The religious history of Israel in the Old Testament has for its epochs a series of covenants: Jehovah declared His gracious purposes towards His people, and made known the conditions upon which they were to enjoy His promised blessings; they, on their part, undertook to observe faithfully all that Jehovah commanded. We are told that covenants were made with Noah, after the Flood; with Abraham, when he was assured that his descendants should inherit the land of Canaan; at Sinai, when Israel first became a nation; with Joshua, after the Promised Land was conquered; and, at the close of Old Testament history, when Ezra and Nehemiah established the Pentateuch as the Code and Canon of Judaism.

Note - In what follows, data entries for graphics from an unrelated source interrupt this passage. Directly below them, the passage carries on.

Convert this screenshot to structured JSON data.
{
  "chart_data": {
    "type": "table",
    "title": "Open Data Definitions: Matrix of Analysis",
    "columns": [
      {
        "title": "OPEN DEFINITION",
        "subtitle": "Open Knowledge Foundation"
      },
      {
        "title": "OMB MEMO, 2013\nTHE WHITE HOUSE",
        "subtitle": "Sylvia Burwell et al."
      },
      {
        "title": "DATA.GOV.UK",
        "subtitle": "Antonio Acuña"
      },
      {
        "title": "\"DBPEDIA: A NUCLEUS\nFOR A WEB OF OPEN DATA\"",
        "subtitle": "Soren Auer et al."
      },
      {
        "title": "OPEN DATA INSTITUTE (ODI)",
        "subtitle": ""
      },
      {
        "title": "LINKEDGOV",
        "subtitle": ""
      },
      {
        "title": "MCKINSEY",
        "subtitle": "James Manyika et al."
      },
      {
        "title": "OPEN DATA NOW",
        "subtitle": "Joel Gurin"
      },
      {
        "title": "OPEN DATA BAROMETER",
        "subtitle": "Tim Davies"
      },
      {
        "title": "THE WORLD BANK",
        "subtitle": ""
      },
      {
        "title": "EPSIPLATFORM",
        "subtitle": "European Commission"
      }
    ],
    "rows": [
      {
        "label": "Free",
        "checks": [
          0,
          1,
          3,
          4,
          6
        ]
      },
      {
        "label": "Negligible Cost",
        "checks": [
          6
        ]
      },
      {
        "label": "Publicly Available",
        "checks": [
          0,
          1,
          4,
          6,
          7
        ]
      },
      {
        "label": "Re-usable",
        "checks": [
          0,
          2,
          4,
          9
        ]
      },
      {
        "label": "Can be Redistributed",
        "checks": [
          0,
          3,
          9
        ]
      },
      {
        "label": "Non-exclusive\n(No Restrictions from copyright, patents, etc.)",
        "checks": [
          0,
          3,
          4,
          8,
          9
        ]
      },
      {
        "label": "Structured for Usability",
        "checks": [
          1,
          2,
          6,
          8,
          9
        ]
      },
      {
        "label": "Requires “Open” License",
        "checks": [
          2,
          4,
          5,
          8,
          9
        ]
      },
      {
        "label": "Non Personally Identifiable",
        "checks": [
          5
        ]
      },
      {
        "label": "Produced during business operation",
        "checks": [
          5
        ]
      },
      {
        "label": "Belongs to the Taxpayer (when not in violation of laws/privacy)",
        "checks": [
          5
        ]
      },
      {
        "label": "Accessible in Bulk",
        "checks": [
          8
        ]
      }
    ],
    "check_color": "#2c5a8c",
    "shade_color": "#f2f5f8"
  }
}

One of the oldest sections of the Pentateuch, Exodus xx. 20-xxiii. 33, is called the "Book of the Covenant,"[423] and Ewald named the Priestly Code the "Book of the Four Covenants." Judges and Samuel record no covenants between Jehovah and Israel; but the promise of permanence to the Davidic dynasty is spoken of as an everlasting covenant. Isaiah,[424] Amos, and Micah make no mention of the Divine covenants. Jeremiah, however, imitates Hosea[425] in emphasising this aspect of Jehovah's relation to Israel, and is followed in his turn by Ezekiel and II. Isaiah.
Jeremiah had played his part in establishing covenants between Israel and its God. He is not, indeed, even so much as mentioned in the account of Josiah's reformation; and it is not clear that he himself makes any express reference to it; so that some doubt must still be felt as to his share in that great movement. At the same time indirect evidence seems to afford proof of the common opinion that Jeremiah was active in the proceedings which resulted in the solemn engagement to observe the code of Deuteronomy. But yet another covenant occupies a chapter[426] in the Book of Jeremiah, and in this case there is no doubt that the prophet was the prime mover in inducing the Jews to release their Hebrew slaves. This act of emancipation was adopted in obedience to an ordinance of Deuteronomy,[427] so that Jeremiah's experience of former covenants was chiefly connected with the code of Deuteronomy and the older Book of the Covenant upon which it was based.
The Restoration to which Jeremiah looked forward was to throw the Exodus into the shade, and to constitute a new epoch in the history of Israel more remarkable than the first settlement in Canaan. The nation was to be founded anew, and its regeneration would necessarily rest upon a New Covenant, which would supersede the Covenant of Sinai.
"Behold, the days come—it is the utterance of Jehovah—when I will enter into a new covenant with the House of Israel and the House of Judah: not according to the covenant into which I entered with your fathers, when I took them by the hand to bring them out of the land of Egypt."
The Book of the Covenant and Deuteronomy had both been editions of the Mosaic Covenant, and had neither been intended nor regarded as anything new. Whatever was fresh in them, either in form or substance, was merely the adaptation of existing ordinances to altered circumstances. But now the Mosaic Covenant was declared obsolete, the New Covenant was not to be, like Deuteronomy, merely a fresh edition of the earliest code. The Return from Babylon, like the primitive Migration from Ur and like the Exodus from Egypt, was to be the occasion of a new Revelation, placing the relations of Jehovah and His people on a new footing.
When Ezra and Nehemiah established, as the Covenant of the Restoration, yet another edition of the Mosaic ordinances, they were acting in the teeth of this prophecy—not because Jehovah had changed His purpose, but because the time of fulfilment had not yet come.[428]